"NFLplayer PatTillman joined U.S. Army in 2002. He was killed in action 2004. He fought 4our country/freedom. #StandForOurAnthem #BoycottNFL," wrote @jayMAGA45.
The intent of the president's retweet was clear: Trump was co-signing a suggestion that Tillman was a true patriot, unlike those who have chosen to kneel during the national anthem, and that those protests dishonor his legacy.

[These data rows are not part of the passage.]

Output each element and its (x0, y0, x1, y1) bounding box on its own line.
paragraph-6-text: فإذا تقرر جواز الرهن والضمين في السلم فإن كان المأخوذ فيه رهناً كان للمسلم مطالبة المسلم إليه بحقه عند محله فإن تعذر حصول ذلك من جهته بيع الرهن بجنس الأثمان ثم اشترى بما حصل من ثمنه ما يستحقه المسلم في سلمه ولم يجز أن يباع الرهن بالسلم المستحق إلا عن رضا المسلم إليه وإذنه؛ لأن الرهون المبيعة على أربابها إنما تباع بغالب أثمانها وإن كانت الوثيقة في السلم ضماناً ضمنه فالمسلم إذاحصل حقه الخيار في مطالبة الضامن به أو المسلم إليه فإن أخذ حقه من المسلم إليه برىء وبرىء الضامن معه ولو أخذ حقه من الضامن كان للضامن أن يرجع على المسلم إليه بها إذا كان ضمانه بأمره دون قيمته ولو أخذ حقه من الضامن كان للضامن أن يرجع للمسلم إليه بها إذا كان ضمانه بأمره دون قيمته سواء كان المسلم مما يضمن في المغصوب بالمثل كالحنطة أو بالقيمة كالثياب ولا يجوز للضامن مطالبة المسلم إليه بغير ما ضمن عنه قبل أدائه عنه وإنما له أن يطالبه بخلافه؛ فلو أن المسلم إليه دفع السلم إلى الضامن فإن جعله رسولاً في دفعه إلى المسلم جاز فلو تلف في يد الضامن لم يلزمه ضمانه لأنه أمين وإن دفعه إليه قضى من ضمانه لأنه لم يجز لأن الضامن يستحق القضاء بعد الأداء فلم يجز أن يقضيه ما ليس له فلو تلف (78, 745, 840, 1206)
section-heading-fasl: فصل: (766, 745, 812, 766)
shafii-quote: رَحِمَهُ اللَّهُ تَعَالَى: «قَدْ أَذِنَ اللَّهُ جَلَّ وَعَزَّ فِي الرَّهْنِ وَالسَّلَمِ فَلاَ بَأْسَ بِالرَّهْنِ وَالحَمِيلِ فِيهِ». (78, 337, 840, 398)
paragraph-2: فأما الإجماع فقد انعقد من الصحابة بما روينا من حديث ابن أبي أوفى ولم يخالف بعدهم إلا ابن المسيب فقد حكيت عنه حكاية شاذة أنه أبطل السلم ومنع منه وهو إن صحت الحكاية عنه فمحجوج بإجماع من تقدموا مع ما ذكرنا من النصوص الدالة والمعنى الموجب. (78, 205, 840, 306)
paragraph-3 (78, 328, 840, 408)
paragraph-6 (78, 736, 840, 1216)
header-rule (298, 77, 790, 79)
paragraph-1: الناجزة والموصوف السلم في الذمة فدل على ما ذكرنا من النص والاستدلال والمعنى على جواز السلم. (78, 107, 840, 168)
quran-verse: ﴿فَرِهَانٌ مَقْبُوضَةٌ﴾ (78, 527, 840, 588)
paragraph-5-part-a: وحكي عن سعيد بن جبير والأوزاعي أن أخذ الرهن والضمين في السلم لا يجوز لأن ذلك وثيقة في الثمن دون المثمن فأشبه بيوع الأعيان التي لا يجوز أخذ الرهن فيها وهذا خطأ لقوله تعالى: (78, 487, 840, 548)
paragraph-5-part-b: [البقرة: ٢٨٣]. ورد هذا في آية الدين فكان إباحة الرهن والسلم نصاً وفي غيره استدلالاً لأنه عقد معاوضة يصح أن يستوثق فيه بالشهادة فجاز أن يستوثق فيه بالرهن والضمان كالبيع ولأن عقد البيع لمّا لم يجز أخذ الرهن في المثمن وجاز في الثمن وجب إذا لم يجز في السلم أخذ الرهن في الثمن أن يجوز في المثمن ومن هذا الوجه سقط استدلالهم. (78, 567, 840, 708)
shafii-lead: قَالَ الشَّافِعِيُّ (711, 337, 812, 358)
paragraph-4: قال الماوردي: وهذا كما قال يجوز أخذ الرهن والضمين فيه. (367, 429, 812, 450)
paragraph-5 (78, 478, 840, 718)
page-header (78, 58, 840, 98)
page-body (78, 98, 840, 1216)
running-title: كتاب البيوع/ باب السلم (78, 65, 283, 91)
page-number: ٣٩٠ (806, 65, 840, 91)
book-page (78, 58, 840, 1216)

It's easy to understand why Tillman would make an attractive figure to Trump and his base. His Army photo reflects an image of a certain type of all-American hero: chiseled jaw, broad shoulders, white skin. But simply looking at Tillman's photo and the superficial facts of his tale is to miss everything important about his life, his death, and what came after. Tillman's is indeed an all-American story, it's just not the kind that Trump and his supporters want it to be.
Few episodes of the post-9/11 era have called down more disgrace upon the military than its handling of Tillman's death and its treatment of his family in their search for answers. The most comprehensive documentation of those events can be found in three accounts: two books, "Boots on the Ground by Dusk: My Tribute to Pat Tillman," written by Tillman's mother, Mary, and "Where Men Win Glory," by Jon Krakauer; as well as a 2006 story by Gary Smith for Sports Illustrated. Together, they offer an invaluable corrective to the simplistic depictions of Tillman, revealing a complex person and charting the ways in which officials at the highest levels of U.S. government sought to capitalize off his life and death.